Rechtliche Beurteilung
Die gegen dieses Urteil erhobene außerordentliche Revision der Klägerin ist zulässig und auch berechtigt. Eine Judikatur des Obersten Gerichtshofes zu den hier im Zusammenhang mit Gruppenarbeitsverträgen bestehenden Abgrenzungsfragen liegt nicht vor.
Nicht berechtigt ist allerdings die von der Klägerin erhobene Mängelrüge (§ 510 Abs 3 ZPO). Auch aus den Ausführungen des Ersturteils lässt sich ein genauer Inhalt der am 3. 12. 2000 ausgesprochenen Beschimpfungen gegenüber der Klägerin nicht feststellen. Ebensowenig liegt eine Aktenwidrigkeit des Berufungsurteiles vor. Auch in ihrem Schriftsatz vom 8. 5. 2000 finden sich keine Ausführungen zu Beschimpfungen am 3. 12. 2000 durch die Erstbeklagte, sondern nur durch den Zweitbeklagten. Im Ergebnis erfolgreich ist jedoch die erhobene Rechtsrüge. Festzuhalten ist, dass die Klägerin und ihre Freundin bereits zuvor gemeinsam für die beiden Beklagten gearbeitet hatten und in diesem Zusammenhang auch erneut ein gemeinsamer Arbeitseinsatz für die beiden Beklagten im Zusammenhang mit der Betreuung der Adventhütte vereinbart wurde. Weiters ist wesentlich, dass die interne Arbeitsaufteilung zwischen den beiden Freundinnen diesen von den Beklagten überlassen wurde.

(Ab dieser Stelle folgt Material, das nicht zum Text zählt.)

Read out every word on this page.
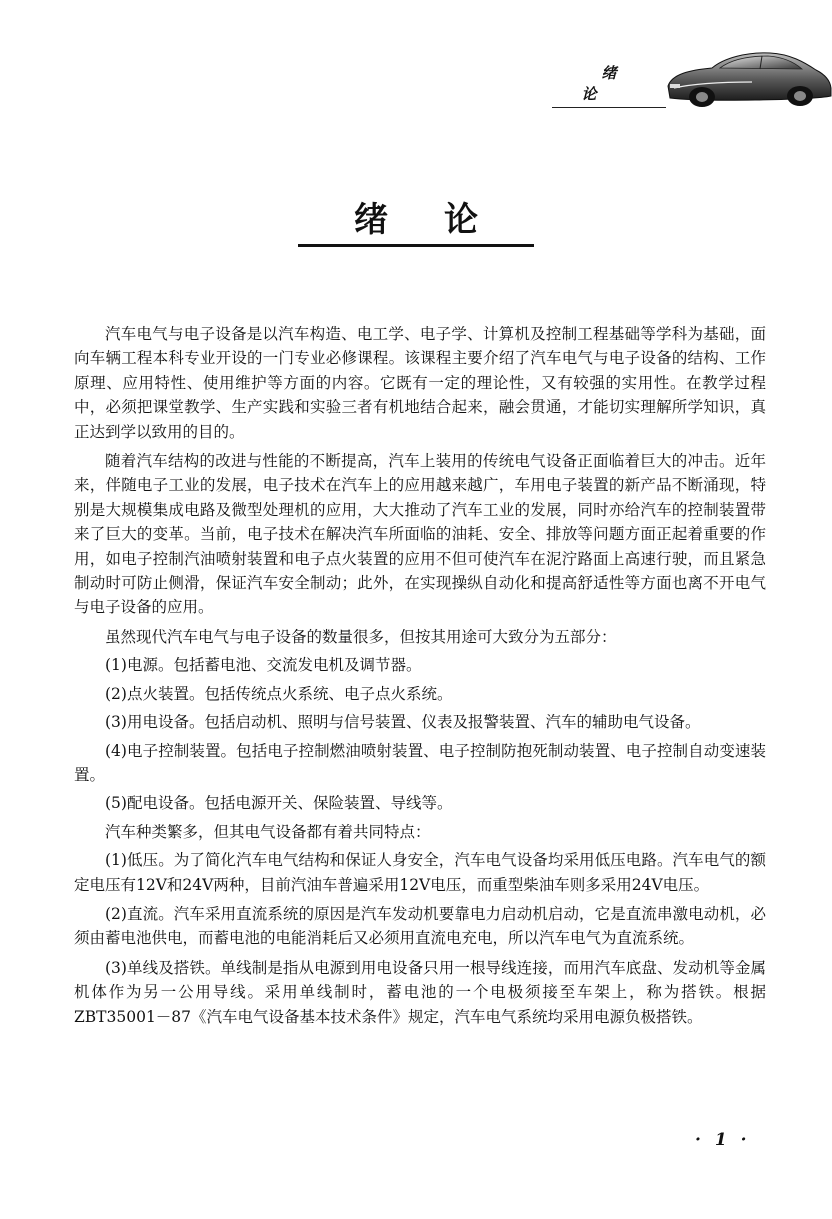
绪论
绪论

汽车电气与电子设备是以汽车构造、电工学、电子学、计算机及控制工程基础等学科为基础，面向车辆工程本科专业开设的一门专业必修课程。该课程主要介绍了汽车电气与电子设备的结构、工作原理、应用特性、使用维护等方面的内容。它既有一定的理论性，又有较强的实用性。在教学过程中，必须把课堂教学、生产实践和实验三者有机地结合起来，融会贯通，才能切实理解所学知识，真正达到学以致用的目的。

随着汽车结构的改进与性能的不断提高，汽车上装用的传统电气设备正面临着巨大的冲击。近年来，伴随电子工业的发展，电子技术在汽车上的应用越来越广，车用电子装置的新产品不断涌现，特别是大规模集成电路及微型处理机的应用，大大推动了汽车工业的发展，同时亦给汽车的控制装置带来了巨大的变革。当前，电子技术在解决汽车所面临的油耗、安全、排放等问题方面正起着重要的作用，如电子控制汽油喷射装置和电子点火装置的应用不但可使汽车在泥泞路面上高速行驶，而且紧急制动时可防止侧滑，保证汽车安全制动；此外，在实现操纵自动化和提高舒适性等方面也离不开电气与电子设备的应用。

虽然现代汽车电气与电子设备的数量很多，但按其用途可大致分为五部分：

(1)电源。包括蓄电池、交流发电机及调节器。

(2)点火装置。包括传统点火系统、电子点火系统。

(3)用电设备。包括启动机、照明与信号装置、仪表及报警装置、汽车的辅助电气设备。

(4)电子控制装置。包括电子控制燃油喷射装置、电子控制防抱死制动装置、电子控制自动变速装置。

(5)配电设备。包括电源开关、保险装置、导线等。

汽车种类繁多，但其电气设备都有着共同特点：

(1)低压。为了简化汽车电气结构和保证人身安全，汽车电气设备均采用低压电路。汽车电气的额定电压有12V和24V两种，目前汽油车普遍采用12V电压，而重型柴油车则多采用24V电压。

(2)直流。汽车采用直流系统的原因是汽车发动机要靠电力启动机启动，它是直流串激电动机，必须由蓄电池供电，而蓄电池的电能消耗后又必须用直流电充电，所以汽车电气为直流系统。

(3)单线及搭铁。单线制是指从电源到用电设备只用一根导线连接，而用汽车底盘、发动机等金属机体作为另一公用导线。采用单线制时，蓄电池的一个电极须接至车架上，称为搭铁。根据ZBT35001－87《汽车电气设备基本技术条件》规定，汽车电气系统均采用电源负极搭铁。

· 1 ·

Im Zusammenhang mit den Gruppenarbeitsverhältnissen werden verschiedene Formen unterschieden, und zwar je nachdem, ob die Gruppe überhaupt nur gemeinsam ein Vertragsverhältnis zum Arbeitgeber eingeht oder ob auch ein Vorliegen von Arbeitsverträgen jedes einzelnen Arbeitnehmers auszugehen ist (vgl etwa Tomandl in Tomandl/Schramml Arbeitsrecht 14, 208 f, Schwarz/Löschnigg Arbeitsrecht9, 198 ff; Floretta/Spielbüchler/Strasser Arbeitsrecht I4, 159). Das Erklärungsverhalten wird wohl jeweils auch vor dem Hintergrund der zu verrichtenden Arbeitsleistungen zu verstehen sein, je nachdem, inwieweit diese typischerweise nur gemeinsam und in einer eingespielten Zusammenarbeit erbracht werden können oder nicht. Auch die Art des Zustandekommens der Verträge wird dabei entscheidend sein. Hier ist nun davon auszugehen, dass auch im Hinblick auf die Art der Arbeitsleistung durchaus getrennte Arbeitsverträge vorliegen, diese aber nach dem Willen der Vertragsparteien verbunden sein sollten.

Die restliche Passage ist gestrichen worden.